You need to add this to your custom-values.yaml and upgrade your release (helm upgrade -f custom-values.yaml ...):
prometheus:
prometheusSpec:
serviceMonitorSelectorNilUsesHelmValues: false
podMonitorSelectorNilUsesHelmValues: false
Setting these to false is the key. It tells the Operator: “Don’t just look for ServiceMonitors in the same release/namespace as you. Look for them anywhere in the cluster.” Now, when you create a ServiceMonitor in your app’s namespace, the Operator will find it and instruct Prometheus to scrape it.

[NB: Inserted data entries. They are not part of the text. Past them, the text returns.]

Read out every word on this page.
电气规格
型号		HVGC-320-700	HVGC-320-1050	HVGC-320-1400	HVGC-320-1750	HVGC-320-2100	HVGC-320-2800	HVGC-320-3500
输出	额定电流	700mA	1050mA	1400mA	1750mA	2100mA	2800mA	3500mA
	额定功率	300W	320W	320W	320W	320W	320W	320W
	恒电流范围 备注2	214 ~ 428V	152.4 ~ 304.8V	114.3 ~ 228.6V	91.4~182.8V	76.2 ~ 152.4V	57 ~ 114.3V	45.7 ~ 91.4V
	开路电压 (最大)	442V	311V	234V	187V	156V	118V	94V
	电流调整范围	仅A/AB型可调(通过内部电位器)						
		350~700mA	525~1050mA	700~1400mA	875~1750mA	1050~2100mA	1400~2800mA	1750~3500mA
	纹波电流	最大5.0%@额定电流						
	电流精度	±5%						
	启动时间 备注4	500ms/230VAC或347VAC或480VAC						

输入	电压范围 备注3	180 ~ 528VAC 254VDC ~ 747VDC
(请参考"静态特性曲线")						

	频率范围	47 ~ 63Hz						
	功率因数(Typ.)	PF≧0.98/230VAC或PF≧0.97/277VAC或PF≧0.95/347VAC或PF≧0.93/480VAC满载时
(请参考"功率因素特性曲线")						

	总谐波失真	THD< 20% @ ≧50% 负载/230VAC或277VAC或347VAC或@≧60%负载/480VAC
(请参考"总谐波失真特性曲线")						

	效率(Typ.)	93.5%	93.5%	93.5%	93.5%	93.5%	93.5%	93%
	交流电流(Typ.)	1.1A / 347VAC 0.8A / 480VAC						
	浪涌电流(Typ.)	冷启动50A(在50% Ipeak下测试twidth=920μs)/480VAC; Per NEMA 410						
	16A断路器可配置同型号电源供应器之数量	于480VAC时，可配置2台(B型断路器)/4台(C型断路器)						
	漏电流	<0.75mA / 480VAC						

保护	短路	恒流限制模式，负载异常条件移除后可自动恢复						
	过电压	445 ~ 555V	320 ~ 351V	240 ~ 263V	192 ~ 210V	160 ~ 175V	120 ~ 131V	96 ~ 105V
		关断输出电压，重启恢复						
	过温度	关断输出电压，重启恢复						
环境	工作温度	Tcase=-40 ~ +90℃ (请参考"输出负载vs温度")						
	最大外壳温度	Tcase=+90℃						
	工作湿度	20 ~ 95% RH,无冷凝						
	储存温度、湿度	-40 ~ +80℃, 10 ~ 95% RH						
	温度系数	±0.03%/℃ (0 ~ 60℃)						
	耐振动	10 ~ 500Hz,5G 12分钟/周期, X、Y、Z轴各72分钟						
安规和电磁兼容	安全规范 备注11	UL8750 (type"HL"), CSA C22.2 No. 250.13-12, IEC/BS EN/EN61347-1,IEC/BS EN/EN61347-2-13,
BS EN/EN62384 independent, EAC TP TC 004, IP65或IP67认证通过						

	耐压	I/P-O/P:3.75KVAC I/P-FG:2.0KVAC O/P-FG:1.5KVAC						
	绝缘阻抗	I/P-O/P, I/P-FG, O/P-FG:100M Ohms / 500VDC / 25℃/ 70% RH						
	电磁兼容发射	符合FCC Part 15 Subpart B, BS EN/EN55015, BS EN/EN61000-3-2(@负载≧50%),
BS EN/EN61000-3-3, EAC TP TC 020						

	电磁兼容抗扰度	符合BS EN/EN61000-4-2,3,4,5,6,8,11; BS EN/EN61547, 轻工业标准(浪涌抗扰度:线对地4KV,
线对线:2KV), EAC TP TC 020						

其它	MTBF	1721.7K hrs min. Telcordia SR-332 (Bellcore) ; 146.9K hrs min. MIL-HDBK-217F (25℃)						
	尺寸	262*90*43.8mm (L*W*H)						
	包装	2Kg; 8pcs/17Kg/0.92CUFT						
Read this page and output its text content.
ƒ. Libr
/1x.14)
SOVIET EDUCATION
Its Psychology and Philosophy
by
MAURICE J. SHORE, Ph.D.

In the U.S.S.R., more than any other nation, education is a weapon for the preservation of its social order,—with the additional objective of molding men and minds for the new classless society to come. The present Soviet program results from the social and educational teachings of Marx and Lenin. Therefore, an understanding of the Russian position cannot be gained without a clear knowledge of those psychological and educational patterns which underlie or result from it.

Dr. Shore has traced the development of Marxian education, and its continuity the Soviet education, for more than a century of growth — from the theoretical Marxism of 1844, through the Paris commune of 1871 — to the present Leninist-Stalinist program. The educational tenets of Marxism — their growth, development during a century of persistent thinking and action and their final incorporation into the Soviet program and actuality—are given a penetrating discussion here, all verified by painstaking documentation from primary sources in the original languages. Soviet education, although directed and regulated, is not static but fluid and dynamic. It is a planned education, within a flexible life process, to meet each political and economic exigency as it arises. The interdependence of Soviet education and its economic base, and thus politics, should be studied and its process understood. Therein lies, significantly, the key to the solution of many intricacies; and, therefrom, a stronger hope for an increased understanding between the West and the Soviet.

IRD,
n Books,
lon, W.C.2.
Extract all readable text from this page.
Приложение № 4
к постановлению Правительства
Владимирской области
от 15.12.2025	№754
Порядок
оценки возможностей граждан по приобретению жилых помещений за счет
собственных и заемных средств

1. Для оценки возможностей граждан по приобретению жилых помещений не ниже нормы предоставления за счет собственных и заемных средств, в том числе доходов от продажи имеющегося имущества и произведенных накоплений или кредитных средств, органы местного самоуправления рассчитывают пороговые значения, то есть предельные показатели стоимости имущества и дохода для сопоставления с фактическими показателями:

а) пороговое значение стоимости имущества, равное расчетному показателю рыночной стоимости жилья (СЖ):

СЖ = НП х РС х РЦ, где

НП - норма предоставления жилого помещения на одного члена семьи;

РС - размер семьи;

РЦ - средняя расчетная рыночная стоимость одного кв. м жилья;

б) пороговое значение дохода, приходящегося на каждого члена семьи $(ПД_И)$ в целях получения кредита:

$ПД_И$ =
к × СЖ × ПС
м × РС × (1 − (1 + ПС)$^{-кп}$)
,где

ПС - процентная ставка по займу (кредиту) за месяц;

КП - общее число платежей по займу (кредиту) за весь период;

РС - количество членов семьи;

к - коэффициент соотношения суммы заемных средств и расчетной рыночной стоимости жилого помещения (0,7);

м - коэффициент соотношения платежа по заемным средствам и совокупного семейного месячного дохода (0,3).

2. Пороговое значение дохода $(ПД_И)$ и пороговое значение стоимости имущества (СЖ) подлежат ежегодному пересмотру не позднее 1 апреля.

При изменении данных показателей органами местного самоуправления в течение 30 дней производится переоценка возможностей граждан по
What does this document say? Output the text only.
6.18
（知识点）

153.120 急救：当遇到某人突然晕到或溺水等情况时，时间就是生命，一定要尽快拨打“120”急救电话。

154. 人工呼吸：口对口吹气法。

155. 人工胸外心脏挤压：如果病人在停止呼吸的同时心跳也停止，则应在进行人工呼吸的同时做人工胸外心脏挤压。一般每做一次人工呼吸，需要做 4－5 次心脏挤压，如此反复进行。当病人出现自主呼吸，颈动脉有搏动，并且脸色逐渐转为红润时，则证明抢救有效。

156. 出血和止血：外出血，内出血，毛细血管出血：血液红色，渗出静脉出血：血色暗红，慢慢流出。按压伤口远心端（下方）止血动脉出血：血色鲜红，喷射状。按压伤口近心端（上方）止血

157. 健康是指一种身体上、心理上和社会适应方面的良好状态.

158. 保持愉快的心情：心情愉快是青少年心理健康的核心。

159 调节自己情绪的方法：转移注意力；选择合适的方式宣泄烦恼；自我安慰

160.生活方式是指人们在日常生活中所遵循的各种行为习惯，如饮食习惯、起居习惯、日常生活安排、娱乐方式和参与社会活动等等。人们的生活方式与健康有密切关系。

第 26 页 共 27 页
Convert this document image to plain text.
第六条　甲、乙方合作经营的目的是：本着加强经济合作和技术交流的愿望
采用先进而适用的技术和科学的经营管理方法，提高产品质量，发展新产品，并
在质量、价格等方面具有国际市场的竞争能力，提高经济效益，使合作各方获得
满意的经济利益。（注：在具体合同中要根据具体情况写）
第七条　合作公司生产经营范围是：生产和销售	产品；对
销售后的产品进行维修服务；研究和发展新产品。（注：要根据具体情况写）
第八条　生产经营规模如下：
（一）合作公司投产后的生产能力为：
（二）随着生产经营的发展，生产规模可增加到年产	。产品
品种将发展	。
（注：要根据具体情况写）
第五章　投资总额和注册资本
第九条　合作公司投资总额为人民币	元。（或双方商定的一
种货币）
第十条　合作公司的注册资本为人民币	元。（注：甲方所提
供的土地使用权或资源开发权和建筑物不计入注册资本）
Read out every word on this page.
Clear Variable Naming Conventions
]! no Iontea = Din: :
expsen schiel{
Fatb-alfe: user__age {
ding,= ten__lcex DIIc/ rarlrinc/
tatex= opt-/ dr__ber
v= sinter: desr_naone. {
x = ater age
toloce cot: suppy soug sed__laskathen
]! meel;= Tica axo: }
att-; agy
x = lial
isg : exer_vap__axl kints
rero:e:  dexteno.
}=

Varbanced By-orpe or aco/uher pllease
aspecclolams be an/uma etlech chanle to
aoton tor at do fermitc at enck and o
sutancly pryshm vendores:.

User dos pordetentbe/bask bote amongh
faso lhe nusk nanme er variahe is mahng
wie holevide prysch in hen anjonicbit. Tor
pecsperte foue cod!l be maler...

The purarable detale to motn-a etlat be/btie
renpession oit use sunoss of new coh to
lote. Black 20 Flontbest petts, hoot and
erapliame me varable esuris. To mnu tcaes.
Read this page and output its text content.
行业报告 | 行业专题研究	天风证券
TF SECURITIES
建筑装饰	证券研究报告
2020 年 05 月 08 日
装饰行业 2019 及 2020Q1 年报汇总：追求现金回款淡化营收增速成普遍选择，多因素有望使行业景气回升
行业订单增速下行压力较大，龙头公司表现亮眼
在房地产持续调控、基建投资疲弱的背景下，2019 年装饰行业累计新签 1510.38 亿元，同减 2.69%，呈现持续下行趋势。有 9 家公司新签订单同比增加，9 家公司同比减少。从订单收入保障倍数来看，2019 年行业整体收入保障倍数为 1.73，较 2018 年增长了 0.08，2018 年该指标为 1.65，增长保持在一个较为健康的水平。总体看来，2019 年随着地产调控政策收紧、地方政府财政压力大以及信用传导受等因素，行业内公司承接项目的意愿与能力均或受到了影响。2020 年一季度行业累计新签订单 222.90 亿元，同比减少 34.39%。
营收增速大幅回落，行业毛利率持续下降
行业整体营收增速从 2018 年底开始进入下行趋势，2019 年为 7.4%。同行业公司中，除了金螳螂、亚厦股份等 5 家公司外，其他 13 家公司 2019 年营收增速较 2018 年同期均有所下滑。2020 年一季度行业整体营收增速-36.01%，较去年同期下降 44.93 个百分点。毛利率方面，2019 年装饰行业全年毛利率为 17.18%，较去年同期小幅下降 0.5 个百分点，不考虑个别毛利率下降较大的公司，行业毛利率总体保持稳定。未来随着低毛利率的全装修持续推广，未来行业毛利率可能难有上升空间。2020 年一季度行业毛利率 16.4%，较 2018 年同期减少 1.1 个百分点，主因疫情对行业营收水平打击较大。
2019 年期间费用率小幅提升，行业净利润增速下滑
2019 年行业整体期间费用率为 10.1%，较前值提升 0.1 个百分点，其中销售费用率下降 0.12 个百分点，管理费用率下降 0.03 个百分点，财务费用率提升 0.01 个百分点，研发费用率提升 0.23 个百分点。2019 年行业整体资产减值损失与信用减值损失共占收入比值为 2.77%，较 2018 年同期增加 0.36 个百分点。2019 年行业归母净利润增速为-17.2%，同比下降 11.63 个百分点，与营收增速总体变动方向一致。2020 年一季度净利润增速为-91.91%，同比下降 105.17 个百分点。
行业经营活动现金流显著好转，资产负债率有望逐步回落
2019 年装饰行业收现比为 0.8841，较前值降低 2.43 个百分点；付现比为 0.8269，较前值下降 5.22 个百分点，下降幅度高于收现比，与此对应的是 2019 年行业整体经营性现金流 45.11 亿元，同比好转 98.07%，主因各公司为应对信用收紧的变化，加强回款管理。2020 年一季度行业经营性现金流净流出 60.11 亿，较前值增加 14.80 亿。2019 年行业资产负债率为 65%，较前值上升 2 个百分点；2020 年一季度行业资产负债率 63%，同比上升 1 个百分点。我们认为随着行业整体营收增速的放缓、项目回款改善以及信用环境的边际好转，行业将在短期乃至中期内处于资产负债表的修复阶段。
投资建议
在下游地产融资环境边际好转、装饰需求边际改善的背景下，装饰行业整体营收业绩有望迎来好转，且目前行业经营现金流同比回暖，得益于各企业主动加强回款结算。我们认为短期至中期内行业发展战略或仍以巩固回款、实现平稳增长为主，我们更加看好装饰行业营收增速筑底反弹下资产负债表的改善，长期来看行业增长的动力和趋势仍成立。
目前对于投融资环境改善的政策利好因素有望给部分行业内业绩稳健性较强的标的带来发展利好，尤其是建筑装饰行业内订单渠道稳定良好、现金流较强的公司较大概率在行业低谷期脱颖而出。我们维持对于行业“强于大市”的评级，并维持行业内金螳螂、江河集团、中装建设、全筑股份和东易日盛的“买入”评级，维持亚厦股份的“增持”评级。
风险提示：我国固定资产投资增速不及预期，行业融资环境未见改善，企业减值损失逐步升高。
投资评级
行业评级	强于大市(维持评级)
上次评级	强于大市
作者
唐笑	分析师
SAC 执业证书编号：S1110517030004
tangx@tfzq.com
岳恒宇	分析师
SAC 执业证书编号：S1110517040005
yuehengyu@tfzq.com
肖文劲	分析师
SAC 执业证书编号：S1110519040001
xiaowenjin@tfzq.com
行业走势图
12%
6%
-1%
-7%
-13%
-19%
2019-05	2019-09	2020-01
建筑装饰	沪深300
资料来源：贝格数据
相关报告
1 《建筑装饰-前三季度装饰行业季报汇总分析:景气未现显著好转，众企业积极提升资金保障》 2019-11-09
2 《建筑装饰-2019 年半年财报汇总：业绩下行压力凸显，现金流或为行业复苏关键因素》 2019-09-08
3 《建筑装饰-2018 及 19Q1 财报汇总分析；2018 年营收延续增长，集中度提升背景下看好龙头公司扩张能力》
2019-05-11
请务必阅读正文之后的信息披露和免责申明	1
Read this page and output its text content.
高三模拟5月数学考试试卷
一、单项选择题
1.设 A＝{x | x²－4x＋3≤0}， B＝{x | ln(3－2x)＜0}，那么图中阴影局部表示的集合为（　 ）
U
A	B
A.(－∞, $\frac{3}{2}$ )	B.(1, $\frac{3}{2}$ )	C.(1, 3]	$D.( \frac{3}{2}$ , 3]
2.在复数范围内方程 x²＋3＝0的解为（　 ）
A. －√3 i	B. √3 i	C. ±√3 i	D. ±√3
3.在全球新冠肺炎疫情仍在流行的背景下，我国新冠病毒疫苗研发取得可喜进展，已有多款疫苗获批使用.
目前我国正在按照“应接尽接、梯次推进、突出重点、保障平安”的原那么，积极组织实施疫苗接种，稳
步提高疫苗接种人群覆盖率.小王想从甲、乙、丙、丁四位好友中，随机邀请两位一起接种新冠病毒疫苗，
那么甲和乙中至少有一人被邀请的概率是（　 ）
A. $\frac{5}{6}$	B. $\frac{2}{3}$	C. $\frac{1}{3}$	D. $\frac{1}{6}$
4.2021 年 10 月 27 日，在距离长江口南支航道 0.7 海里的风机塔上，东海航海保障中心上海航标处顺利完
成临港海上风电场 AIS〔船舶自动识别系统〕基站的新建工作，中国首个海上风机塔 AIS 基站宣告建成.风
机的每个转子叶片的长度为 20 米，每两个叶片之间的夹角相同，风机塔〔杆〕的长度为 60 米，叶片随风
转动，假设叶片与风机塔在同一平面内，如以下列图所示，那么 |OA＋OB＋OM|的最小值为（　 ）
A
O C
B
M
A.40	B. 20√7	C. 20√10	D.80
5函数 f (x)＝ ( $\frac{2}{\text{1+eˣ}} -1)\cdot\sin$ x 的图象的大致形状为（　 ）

Creating Your First ServiceMonitor
This is how you onboard your app. Let’s say your app has a service like this:
# app-service.yaml
apiVersion: v1
kind: Service
metadata:
name: my-great-app
labels:
app: my-great-app
spec:
ports:
- name: web
port: 8080
targetPort: 8080
selector:
app: my-great-app
Your corresponding ServiceMonitor would look like this:
# app-service-monitor.yaml
apiVersion: monitoring.coreos.com/v1
kind: ServiceMonitor
metadata:
name: my-great-app
# Note: This is in your APP'S namespace, e.g., 'default'
namespace: default
spec:
selector:
matchLabels:
app: my-great-app # This selects the Service
endpoints:
- port: web # Matches the port name in the Service
path: /metrics # The standard metrics path
interval: 30s # How often to scrape
Apply this, wait a moment, and check the Prometheus UI under “Status -> Targets”. You should see your new target listed and becoming healthy. That’s it. You’ve just dynamically configured Prometheus without touching a config file. This is the way.